Nos demandes urgentes
Face à cette situation gravissime et persistante, l’APE exige :
- Une inspection immédiate du réseau d’assainissement militaire à l’origine de la pollution du ru Est ;
- L’ajout de points de prélèvements réguliers sur les eaux des deux ruisseaux débouchant sur la plage, avec publication publique des résultats ;
- L’interdiction temporaire de la zone Est de la plage tant que la contamination n’est pas résorbée ;
- Une campagne de sensibilisation des usagers, notamment les propriétaires de chiens ;
- Des études complémentaires : analyses du sable, modélisation hydrologique, traçage des sources de contamination ;
- La mise en demeure formelle du responsable – qu’il s’agisse du ministère des Armées, de la commune ou de tout autre exploitant – de mettre fin à ces rejets illégaux.

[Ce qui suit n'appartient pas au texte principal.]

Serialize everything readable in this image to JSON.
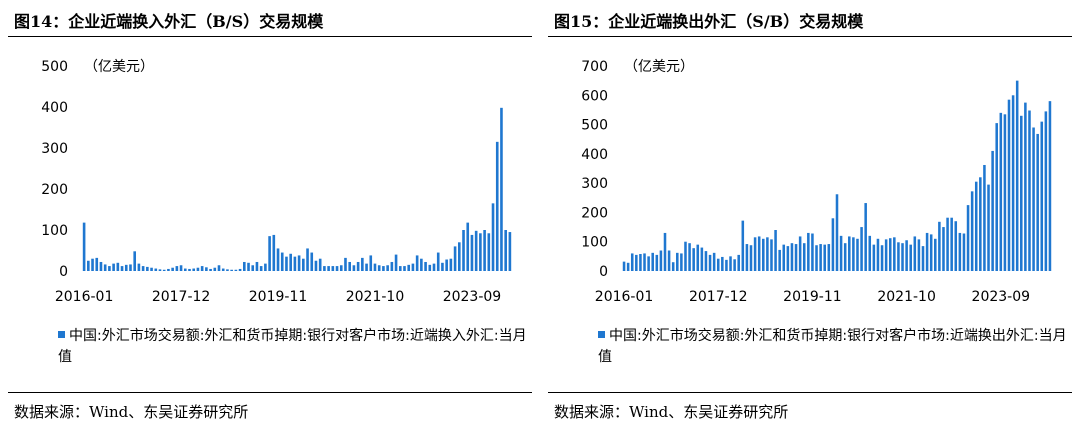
{
  "colors": {
    "bar": "#1f77d0",
    "text": "#000000",
    "rule": "#000000"
  },
  "source_text": "数据来源：Wind、东吴证券研究所",
  "chart_data": [
    {
      "title": "图14：企业近端换入外汇（B/S）交易规模",
      "type": "bar",
      "unit": "（亿美元）",
      "ylim": [
        0,
        500
      ],
      "yticks": [
        0,
        100,
        200,
        300,
        400,
        500
      ],
      "x_tick_labels": [
        "2016-01",
        "2017-12",
        "2019-11",
        "2021-10",
        "2023-09"
      ],
      "grid": false,
      "legend_position": "bottom",
      "series": [
        {
          "name": "中国:外汇市场交易额:外汇和货币掉期:银行对客户市场:近端换入外汇:当月值",
          "values": [
            118,
            25,
            30,
            32,
            22,
            16,
            12,
            18,
            20,
            12,
            15,
            16,
            48,
            18,
            12,
            10,
            8,
            6,
            4,
            3,
            5,
            8,
            12,
            14,
            6,
            5,
            6,
            8,
            12,
            9,
            5,
            8,
            14,
            6,
            4,
            3,
            3,
            5,
            22,
            20,
            14,
            22,
            12,
            18,
            85,
            88,
            55,
            45,
            35,
            42,
            35,
            38,
            30,
            55,
            45,
            25,
            30,
            12,
            12,
            12,
            12,
            14,
            32,
            22,
            14,
            22,
            32,
            18,
            38,
            18,
            14,
            12,
            14,
            22,
            40,
            12,
            12,
            15,
            18,
            38,
            30,
            22,
            15,
            18,
            45,
            20,
            28,
            30,
            60,
            70,
            100,
            118,
            88,
            98,
            92,
            100,
            92,
            165,
            315,
            398,
            100,
            95
          ]
        }
      ]
    },
    {
      "title": "图15：企业近端换出外汇（S/B）交易规模",
      "type": "bar",
      "unit": "（亿美元）",
      "ylim": [
        0,
        700
      ],
      "yticks": [
        0,
        100,
        200,
        300,
        400,
        500,
        600,
        700
      ],
      "x_tick_labels": [
        "2016-01",
        "2017-12",
        "2019-11",
        "2021-10",
        "2023-09"
      ],
      "grid": false,
      "legend_position": "bottom",
      "series": [
        {
          "name": "中国:外汇市场交易额:外汇和货币掉期:银行对客户市场:近端换出外汇:当月值",
          "values": [
            32,
            28,
            60,
            55,
            58,
            60,
            50,
            62,
            55,
            70,
            130,
            70,
            30,
            62,
            60,
            100,
            95,
            78,
            90,
            80,
            68,
            55,
            62,
            42,
            48,
            38,
            50,
            40,
            55,
            172,
            92,
            88,
            115,
            118,
            110,
            115,
            108,
            140,
            72,
            90,
            85,
            95,
            92,
            118,
            95,
            130,
            128,
            88,
            92,
            90,
            92,
            180,
            262,
            120,
            95,
            118,
            115,
            110,
            150,
            232,
            120,
            90,
            110,
            88,
            108,
            112,
            115,
            98,
            95,
            105,
            90,
            118,
            108,
            85,
            130,
            125,
            110,
            168,
            150,
            182,
            182,
            170,
            130,
            128,
            225,
            272,
            305,
            320,
            362,
            295,
            410,
            505,
            540,
            535,
            585,
            600,
            650,
            530,
            575,
            548,
            490,
            468,
            510,
            545,
            580
          ]
        }
      ]
    }
  ]
}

Conclusion : assez d’atermoiements, place aux actes
Depuis 2018, l’APE alerte. Depuis 2018, les résultats sont accablants. Depuis 2018, les autorités détournent le regard ou attaquent le lanceur d’alerte. Assez.
La pollution bactériologique chronique de la plage de Grave-Cavalas est un scandale sanitaire et environnemental. Elle est connue, documentée, mesurée. Il ne manque plus que la volonté politique d’y mettre fin.
Aujourd’hui 30 juillet, 5 jours après les pluies du 25 juillet, l’ARS n’a publié aucun résultat de contrôle des eaux de baignade depuis le 21 juillet. Or, le lessivage des sols par les pluies peut entraîner des pollutions bactériologiques significatives. Cette absence d’information constitue un grave manquement à l’obligation d’information du public.
Nous appelons les citoyens à soutenir notre action, à exiger des comptes de leurs élus et à ne plus accepter que la santé publique et l’environnement soient sacrifiés sur l’autel de l’inaction et de la mauvaise foi.
L’APE poursuivra ses prélèvements, ses analyses et ses alertes. Rien ni personne ne nous fera taire. Car après huit années d'alertes, une dernière question demeure : si personne n'est responsable, qui répondra demain des conséquences de cette inaction ?
Protéger notre santé, préserver ce patrimoine naturel inestimable pour lui-même et le transmettre intact aux générations futures : c'est là tout le sens du combat et de l'engagement quotidien de l'APE.